Making a good sequel is an art that few movie franchises have mastered. The success of “The Incredibles” hinged on the fact that the original audience had grown up and would pay to see it simply for the nostalgic feeling it invoked. “Harry Potter” had a built-in sequel, though flops like “Percy Jackson and the Olympians” have shown that this doesn’t always mean immediate success. “Ralph Breaks the Internet,” the second movie in the “Wreck-It Ralph” series, had neither nostalgia nor a pre-written plot on its side, but maybe that’s exactly what made it such an entertaining thing to watch.
The movie opens with a FaceTime call with its creators, already setting the tone for the kind of fourth-wall breaking, sub-tweeting moments to come. It moves on to Vanellope (Sarah Silverman, “A Million Ways to Die in the West”) voicing her concerns about wanting more excitement from life. It’s a cliché but relevant sentiment, especially in the Millennial generation, whose dry humor the movie tries to mimic. On the other hand, Ralph, voiced by John C. Reilly (“Step Brothers”), is a very one-dimensional character. Where Vanellope spends hours considering her place in the digital world, Ralph simply wonders when he’ll have his next root beer. It’s this simplicity though, that gets the whole movie going and what eventually helps Ralph break the internet.
Physically depicting the internet, in itself, is an interesting concept. But “Ralph Breaks the Internet” doesn’t just leave it at lovable characters or creating a complex metropolis to show the online world. The internet that Vanellope and Ralph encounter is also a fierce reflection of the way our world works. Each person connected to the internet is represented by a small block-headed person, oblivious to everyone and everything around them, just like in the real world. Even within Ralph and Vanellope, we see generational differences in the way people perceive the internet — Vanellope’s intricate understanding mirroring that of the young people who grew up with it and Ralph lumbering around the online world with only a vague concept of what the internet is. The movie uses Ralph and his innocence to explore the savage nature of an ever-changing public opinion, especially regarding those that gain quick internet fame.
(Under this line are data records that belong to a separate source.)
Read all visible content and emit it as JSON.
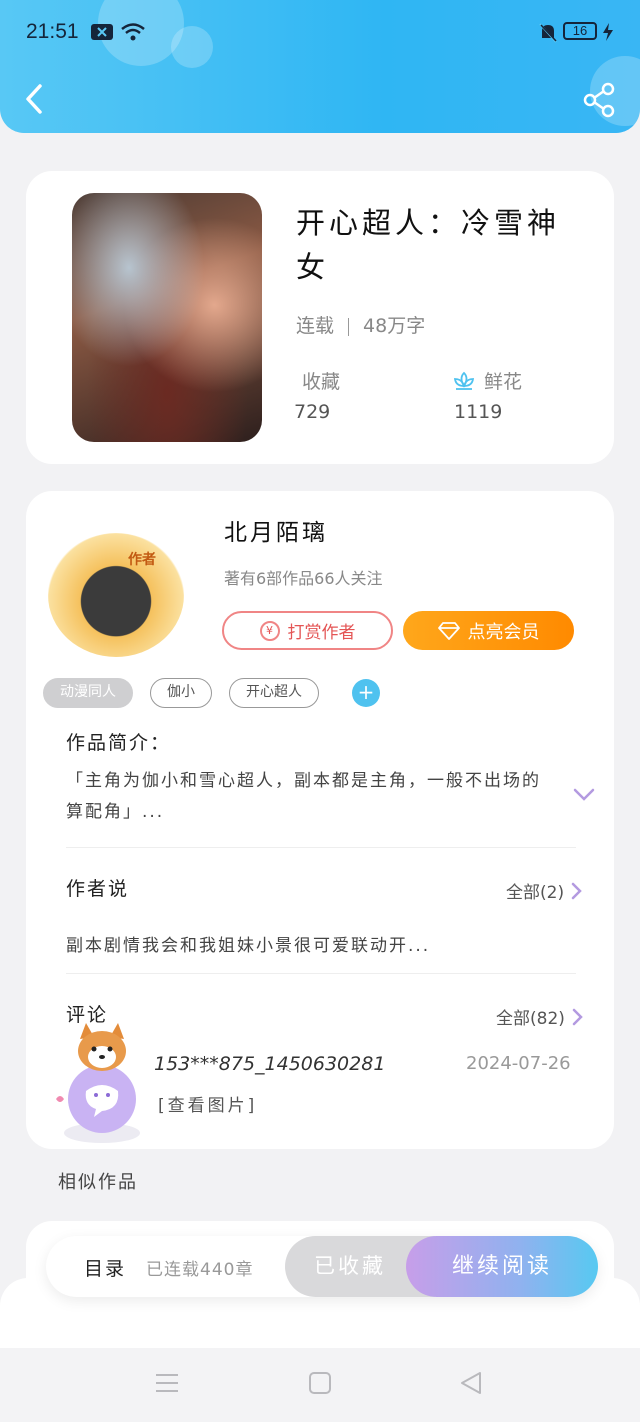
{
  "status_bar": {
    "time": "21:51",
    "battery": "16"
  },
  "book": {
    "title": "开心超人：冷雪神女",
    "status": "连载",
    "word_count": "48万字",
    "favorites_label": "收藏",
    "favorites_value": "729",
    "flowers_label": "鲜花",
    "flowers_value": "1119"
  },
  "author": {
    "name": "北月陌璃",
    "summary": "著有6部作品66人关注",
    "avatar_badge": "作者",
    "tip_button": "打赏作者",
    "vip_button": "点亮会员"
  },
  "tags": [
    "动漫同人",
    "伽小",
    "开心超人"
  ],
  "intro": {
    "title": "作品简介：",
    "text": "「主角为伽小和雪心超人，副本都是主角，一般不出场的算配角」..."
  },
  "author_says": {
    "title": "作者说",
    "all_label": "全部(2)",
    "text": "副本剧情我会和我姐妹小景很可爱联动开..."
  },
  "comments": {
    "title": "评论",
    "all_label": "全部(82)",
    "user": "153***875_1450630281",
    "date": "2024-07-26",
    "body": "[查看图片]"
  },
  "similar_title": "相似作品",
  "bottom_bar": {
    "toc_label": "目录",
    "toc_count": "已连载440章",
    "collected_label": "已收藏",
    "continue_label": "继续阅读"
  },
  "colors": {
    "header": "#2fb6f3",
    "vip": "#ff8a00",
    "tip": "#e45555",
    "accent": "#4fc2ef"
  }
}
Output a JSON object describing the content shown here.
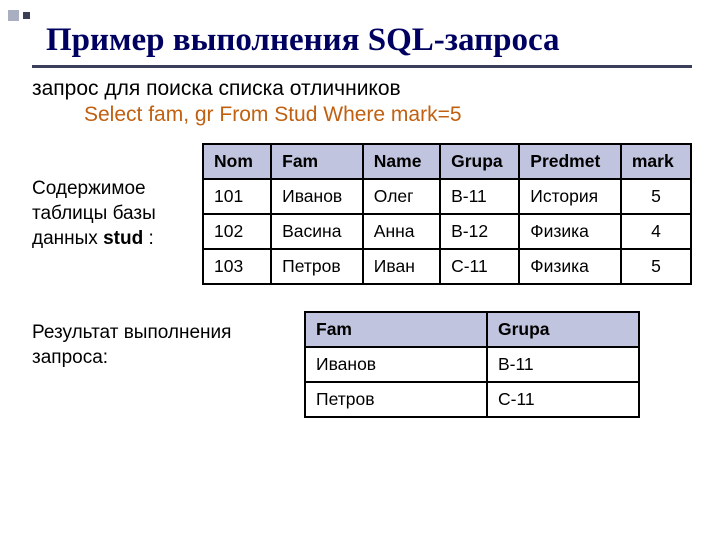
{
  "title": "Пример выполнения SQL-запроса",
  "intro_line": "запрос для поиска списка отличников",
  "sql_line": "Select fam, gr  From Stud  Where mark=5",
  "side_label_line1": "Содержимое",
  "side_label_line2": "таблицы базы",
  "side_label_line3": "данных ",
  "side_label_bold": "stud",
  "side_label_tail": " :",
  "table1": {
    "headers": [
      "Nom",
      "Fam",
      "Name",
      "Grupa",
      "Predmet",
      "mark"
    ],
    "rows": [
      {
        "nom": "101",
        "fam": "Иванов",
        "name": "Олег",
        "grupa": "В-11",
        "predmet": "История",
        "mark": "5"
      },
      {
        "nom": "102",
        "fam": "Васина",
        "name": "Анна",
        "grupa": "В-12",
        "predmet": "Физика",
        "mark": "4"
      },
      {
        "nom": "103",
        "fam": "Петров",
        "name": "Иван",
        "grupa": "С-11",
        "predmet": "Физика",
        "mark": "5"
      }
    ]
  },
  "result_label_line1": "Результат выполнения",
  "result_label_line2": "запроса:",
  "table2": {
    "headers": [
      "Fam",
      "Grupa"
    ],
    "rows": [
      {
        "fam": "Иванов",
        "grupa": "В-11"
      },
      {
        "fam": "Петров",
        "grupa": "С-11"
      }
    ]
  }
}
One scene shows Ralph standing among and staring at a never-ending set of columns filled with internet comments, a jarring portrayal of the way people can become lost in the negativity of internet trolls.
Where “Ralph Breaks the Internet” exploits the downfalls of our society, it also works to fill the void of strong female characters missing in film and Disney movies especially. Vanellope is a curious and outgoing character; contrasted with Ralph’s unassuming, blubbering demeanor, she comes across as an even stronger person. As the film so blatantly points out in the Disney princess dressing room, this kind of dynamic is uncharacteristic of cartoons and is a refreshing change to the typical Disney trope. What’s more, the major supporting characters are women in leadership roles — Shank (Gal Gadot, “Wonder Woman”) is a firm gang leader and Yaz is “head algorithm,” making decisions that affect the fate of the internet. Her role is reminiscent of Meryl Streep’s iconic Miranda Priestley in “The Devil Wears Prada.” The movie goes one step further and not only breaks stereotypes with its own characters but pushes the Disney princesses into a space that’s less about their damsel in distress status.
This being said, “Ralph Breaks the Internet” doesn’t set itself up for longevity; the jokes rely heavily on a detailed understanding of current internet culture, the thing that matters most is that Ralph and Vanellope end up with the kind of friendship we all want in our lives. Understanding their differences is an integral message of “Ralph Breaks the Internet” and brings the movie home.